There are three listed Reits in India—Embassy Office Parks, Mindspace Business Parks and Brookfield India Reit—that invest in grade-1 properties.
Since the pandemic outbreak in March 2020, vacancies at office properties have risen by 300 basis points (bps) to touch 16.6% in June 2021 and are expected to rise 200-300 bps this fiscal year, according to ICICI Securities. This is mainly due to the devastating second wave in April, which is expected to keep ‘work from home’ as the norm in the foreseeable future at many large firms that typically lease properties, according to industry watchers.

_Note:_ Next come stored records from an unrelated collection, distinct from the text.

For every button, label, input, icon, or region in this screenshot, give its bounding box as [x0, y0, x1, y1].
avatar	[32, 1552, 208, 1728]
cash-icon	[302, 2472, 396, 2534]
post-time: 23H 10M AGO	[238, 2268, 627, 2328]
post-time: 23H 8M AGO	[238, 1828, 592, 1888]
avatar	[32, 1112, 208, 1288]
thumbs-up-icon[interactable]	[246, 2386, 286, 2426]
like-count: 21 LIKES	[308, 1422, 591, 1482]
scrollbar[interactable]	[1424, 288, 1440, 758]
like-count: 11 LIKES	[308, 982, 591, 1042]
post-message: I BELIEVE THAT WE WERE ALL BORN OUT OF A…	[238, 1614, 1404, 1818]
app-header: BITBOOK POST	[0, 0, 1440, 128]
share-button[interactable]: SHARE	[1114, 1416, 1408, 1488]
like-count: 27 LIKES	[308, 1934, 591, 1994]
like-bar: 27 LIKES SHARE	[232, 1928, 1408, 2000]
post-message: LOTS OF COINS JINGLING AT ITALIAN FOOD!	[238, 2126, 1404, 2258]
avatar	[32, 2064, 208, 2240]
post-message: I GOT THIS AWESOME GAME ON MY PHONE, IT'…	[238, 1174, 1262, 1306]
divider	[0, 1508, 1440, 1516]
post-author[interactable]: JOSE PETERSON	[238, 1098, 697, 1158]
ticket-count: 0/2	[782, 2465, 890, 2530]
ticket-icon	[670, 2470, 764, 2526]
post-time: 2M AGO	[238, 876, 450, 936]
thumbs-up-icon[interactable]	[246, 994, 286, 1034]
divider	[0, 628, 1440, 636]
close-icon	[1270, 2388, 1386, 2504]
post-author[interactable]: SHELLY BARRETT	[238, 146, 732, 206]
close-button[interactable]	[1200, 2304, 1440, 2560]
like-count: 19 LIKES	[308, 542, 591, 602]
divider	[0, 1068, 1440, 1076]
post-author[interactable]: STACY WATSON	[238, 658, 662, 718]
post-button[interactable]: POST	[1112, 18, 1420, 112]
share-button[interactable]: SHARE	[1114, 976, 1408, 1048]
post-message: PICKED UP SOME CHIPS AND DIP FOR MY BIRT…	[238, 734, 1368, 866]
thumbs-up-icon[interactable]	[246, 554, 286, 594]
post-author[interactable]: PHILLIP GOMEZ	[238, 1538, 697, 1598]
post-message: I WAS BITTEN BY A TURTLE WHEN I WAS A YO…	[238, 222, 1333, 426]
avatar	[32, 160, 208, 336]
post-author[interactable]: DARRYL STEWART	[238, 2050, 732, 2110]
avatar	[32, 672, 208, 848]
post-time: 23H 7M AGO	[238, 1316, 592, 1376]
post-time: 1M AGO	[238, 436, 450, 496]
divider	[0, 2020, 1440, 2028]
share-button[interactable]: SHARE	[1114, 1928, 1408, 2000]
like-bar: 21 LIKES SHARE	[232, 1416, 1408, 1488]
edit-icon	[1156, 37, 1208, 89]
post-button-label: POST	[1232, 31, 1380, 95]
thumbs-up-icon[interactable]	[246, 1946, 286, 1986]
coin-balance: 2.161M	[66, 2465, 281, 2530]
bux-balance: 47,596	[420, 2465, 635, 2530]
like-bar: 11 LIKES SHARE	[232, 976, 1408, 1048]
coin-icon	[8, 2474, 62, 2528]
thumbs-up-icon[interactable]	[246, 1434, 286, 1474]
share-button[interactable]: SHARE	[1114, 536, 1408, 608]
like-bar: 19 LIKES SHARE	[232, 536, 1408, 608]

“In line with industry trends, there has been a rise in portfolio vacancy levels by 4-6% on a like-to-like basis for Embassy Reit, Mindspace Reit and DLF in FY21, while Brookfield Reit retained flattish occupancy levels in H2FY21. This was owing to exits by tenants for scheduled expiries and early exits as well. Heading into FY22E, the second covid wave may lead to a further rise in vacancy levels of 200-300bps in H1FY22,” ICICI Securities said in a 13 July report.
While green shoots began emerging in January with a pickup in leasing enquiries and large pre-leasing transactions, the second wave may delay the recovery in the office market further, the brokerage said.

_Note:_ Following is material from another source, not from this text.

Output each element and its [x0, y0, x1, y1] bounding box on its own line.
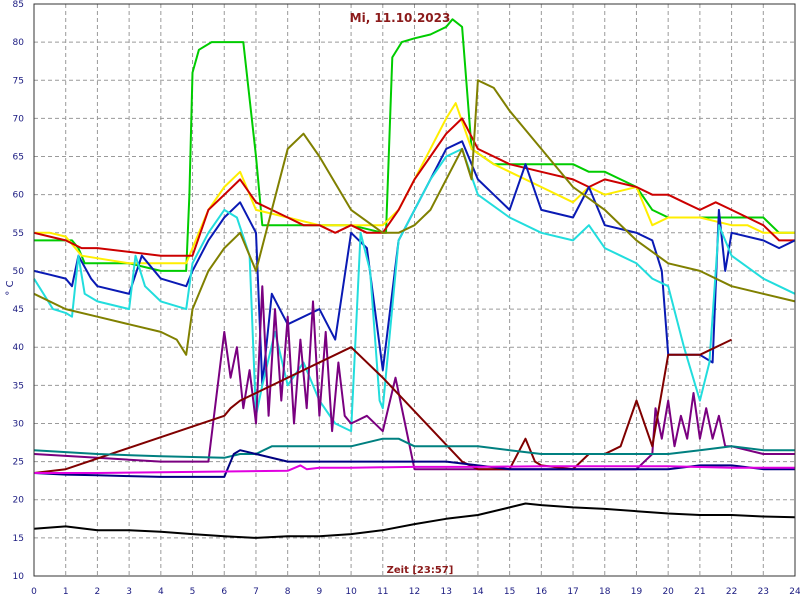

While the Embassy Reit unit price is up 3.25% since 1 January, Mindspace Reit is down 11.86%, and Brookfield India Reit, which listed on 17 February, is down 3.3% from its issue price of ₹275. All three Reits have significant leases coming up for expiry in FY22. According to a 6 July report by Investec, the Brookfield Reit has around 14% of gross rentals expiring in FY22. Embassy has given guidance for 1.9 million sq. ft (msf) of upcoming expiries in FY22, comprising 6% of gross rentals of which 0.5 msf is likely to see renewal comprising 2% of revenue, the Investec report said, while the remaining 1.4 msf likely exits comprise 4% of revenue.
ICICI Securities noted that for the Mindspace Reit, overall portfolio occupancy fell by 350 bps quarter-on-quarter to 81.8% in Q4FY21 from 85.3%, with exits in Hyderabad and Airoli West assets. “With another 2.3 msf of expiries in FY22E, portfolio vacancy levels are at risk of increasing further heading into H1FY22E with a possible recovery from H2FY22E,” it said.
“The distributions are linked to the rental income you generate; so, there will be a direct impact if your vacancies go up. Corporates are trying to keep costs low, and so they are willing to give up space till the time they take a call on going back to office,” an analyst at a domestic broking firm said. “However, collection efficiency continues to be very high at 99% for Reits, which means existing tenants continue to pay rent entirely and rental rates haven’t fallen that much, so the impact is limited,” he added on condition of anonymity. To be sure, while the second wave soured recovery for office properties, Reit managers believe things will turn around from October-December.
“We are hearing strong sentiment from occupiers that they want to get people back to office, and that is likely to happen in Q4 of the calendar year, supported by vaccinations. We are also hearing about a strong hiring and business pipeline from our type of occupiers, specifically the IT services firms,” said Mike Holland, CEO of Embassy Office Parks.
“We also have a situation where the two-year forward supply is down by over 20%; so, less supply will be coming into the market. Once companies get back to offices, you will start to see demand for new office space picking up, and there will be less supply. So we are feeling pretty good on the medium- to long-term outlook for our type of product,” said Holland.
“Considering the current market landscape and available investment opportunities, Reits continue to be one of the favoured investment avenues given the comparatively resilient underlying cash flows. While the office landscape has transformed amid the pandemic, the segment is expected to emerge stronger in future. With a gradual lifting of lockdown restrictions and the government’s mass vaccinations drive, we can expect businesses to display an increased inclination towards co-working/flexible spaces to meet evolving real estate needs,” said Anshuman Magazine, chairman and CEO-India, South-East Asia, Middle East and Africa at real estate consultant CBRE.